Easily spoofed traffic can crash routers, Juniper warns

JMH · 07 Jan 2010

Juniper Networks is warning customers of a critical flaw in its gateway routers that allows attackers to crash the devices by sending them small amounts of easily-spoofed traffic.
In an advisory sent Wednesday afternoon, the networking company said a variety of devices could be forced to reboot by sending them internet packets with maliciously formed TCP options. The flaw affects versions 3 through 10 of Junos, the operating system that powers devices at ISPs, backbones, and other large networks. Software releases built on or after January 28, 2009 have already fixed the issue.

More -
Easily spoofed traffic can crash routers, Juniper warns ? The Register

dmex · 07 Jan 2010

"Because of Juniper's 'Entitled Disclosure Policy,' only our customers and partners are allowed access to the details of the Security Advisory," the spokeswoman wrote.

Microsoft tried to keep details of advisories secret years ago and it did no one any good whatsoever and the question I heard Microsoft consistently asked is How many years has it been there and exploited? Juniper is not the only technically competent people using the internet and their hardware and so should grow up

Digerati · 08 Jan 2010

There are a couple disturbing issues here.

1. Software releases built on or after January 28, 2009 have already fixed the issue. So the fix has been out there for a year - if this is still a problem, then the ISP is at fault for not upgrading their software, not Juniper. Now granted, updating software on major network/ISP routers is a big ordeal, but a year is long enough to schedule the outage and do the upgrade.

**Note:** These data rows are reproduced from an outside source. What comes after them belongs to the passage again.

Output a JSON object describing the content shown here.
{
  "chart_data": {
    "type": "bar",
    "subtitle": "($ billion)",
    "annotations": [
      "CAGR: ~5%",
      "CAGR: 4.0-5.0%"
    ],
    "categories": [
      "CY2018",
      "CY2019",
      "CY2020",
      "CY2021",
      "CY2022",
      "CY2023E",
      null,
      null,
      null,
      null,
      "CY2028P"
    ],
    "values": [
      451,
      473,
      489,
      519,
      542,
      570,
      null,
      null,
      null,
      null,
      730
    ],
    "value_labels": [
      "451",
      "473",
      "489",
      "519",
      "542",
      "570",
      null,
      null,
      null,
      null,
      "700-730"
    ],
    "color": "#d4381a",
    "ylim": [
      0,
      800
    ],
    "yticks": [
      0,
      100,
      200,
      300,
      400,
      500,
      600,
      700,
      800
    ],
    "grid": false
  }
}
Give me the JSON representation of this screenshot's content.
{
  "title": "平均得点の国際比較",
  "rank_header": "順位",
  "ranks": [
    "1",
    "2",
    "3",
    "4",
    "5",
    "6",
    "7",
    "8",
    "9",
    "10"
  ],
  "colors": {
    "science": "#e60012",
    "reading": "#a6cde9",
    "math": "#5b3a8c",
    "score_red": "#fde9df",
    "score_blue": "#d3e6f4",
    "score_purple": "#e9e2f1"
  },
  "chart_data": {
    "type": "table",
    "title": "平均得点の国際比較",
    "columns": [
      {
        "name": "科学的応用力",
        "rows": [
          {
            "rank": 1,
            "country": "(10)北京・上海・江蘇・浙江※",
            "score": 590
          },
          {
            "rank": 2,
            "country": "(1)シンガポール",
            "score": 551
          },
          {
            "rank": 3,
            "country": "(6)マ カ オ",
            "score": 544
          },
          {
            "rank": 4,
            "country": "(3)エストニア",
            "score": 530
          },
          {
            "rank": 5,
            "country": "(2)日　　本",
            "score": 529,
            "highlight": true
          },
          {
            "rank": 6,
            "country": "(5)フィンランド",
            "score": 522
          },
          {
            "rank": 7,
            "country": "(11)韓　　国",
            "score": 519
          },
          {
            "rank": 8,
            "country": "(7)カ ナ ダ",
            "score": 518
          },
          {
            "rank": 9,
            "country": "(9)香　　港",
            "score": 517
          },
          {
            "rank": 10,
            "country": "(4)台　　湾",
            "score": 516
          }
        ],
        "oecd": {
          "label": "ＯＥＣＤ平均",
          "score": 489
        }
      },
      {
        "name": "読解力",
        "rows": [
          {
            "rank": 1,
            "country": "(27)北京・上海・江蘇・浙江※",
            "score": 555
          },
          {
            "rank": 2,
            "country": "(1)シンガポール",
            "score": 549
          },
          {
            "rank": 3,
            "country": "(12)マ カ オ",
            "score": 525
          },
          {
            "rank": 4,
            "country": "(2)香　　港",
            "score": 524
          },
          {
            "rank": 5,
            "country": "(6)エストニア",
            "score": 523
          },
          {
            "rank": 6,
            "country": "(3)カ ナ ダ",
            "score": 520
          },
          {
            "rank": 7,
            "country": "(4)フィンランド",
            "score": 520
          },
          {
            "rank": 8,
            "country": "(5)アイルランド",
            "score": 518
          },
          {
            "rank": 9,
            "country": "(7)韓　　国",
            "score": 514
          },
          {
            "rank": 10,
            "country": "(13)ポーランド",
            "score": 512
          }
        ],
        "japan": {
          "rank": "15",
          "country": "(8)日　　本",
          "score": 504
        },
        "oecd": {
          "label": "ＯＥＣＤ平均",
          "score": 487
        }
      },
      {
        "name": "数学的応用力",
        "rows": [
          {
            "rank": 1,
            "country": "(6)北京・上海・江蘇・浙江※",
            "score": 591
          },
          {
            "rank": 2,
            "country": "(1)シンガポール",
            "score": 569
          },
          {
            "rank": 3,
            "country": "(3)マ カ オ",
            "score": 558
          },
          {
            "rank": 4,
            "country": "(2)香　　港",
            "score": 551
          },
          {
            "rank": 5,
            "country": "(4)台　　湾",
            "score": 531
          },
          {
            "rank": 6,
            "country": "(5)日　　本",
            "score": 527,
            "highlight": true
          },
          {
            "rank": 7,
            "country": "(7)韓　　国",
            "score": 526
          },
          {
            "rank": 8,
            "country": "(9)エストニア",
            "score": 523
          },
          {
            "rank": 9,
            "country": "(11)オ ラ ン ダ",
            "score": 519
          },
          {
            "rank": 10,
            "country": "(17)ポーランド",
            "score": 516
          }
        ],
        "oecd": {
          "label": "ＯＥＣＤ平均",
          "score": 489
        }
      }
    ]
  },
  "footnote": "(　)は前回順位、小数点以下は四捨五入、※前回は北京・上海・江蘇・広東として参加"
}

2. I don't think the Microsoft comparison is a fair comparison. First, the goal of keeping these vulnerabilities secret is to minimize the information getting to all the wannabe hackers out there until a fix could be developed and pushed out. The problem with MS in the past was XP. XP was designed (at user request) to support [unsafe] legacy (DOS Era) and expensive hardware and software. Security was not that big a deal for home users when XP was created. High speed access to the home was almost non-existent. The problem with MS was their PR people trying to spin the story when it broke when they should have just been straight with the public. The "cover-up" is almost always worse than the actual crime.

In this case with Juniper, it says,

only our customers and partners are allowed access to the details of the Security Advisory

I see nothing wrong with that - AS LONG AS that information is readily available to those affected. Customers should notified, and not find out by reading a press bulletin.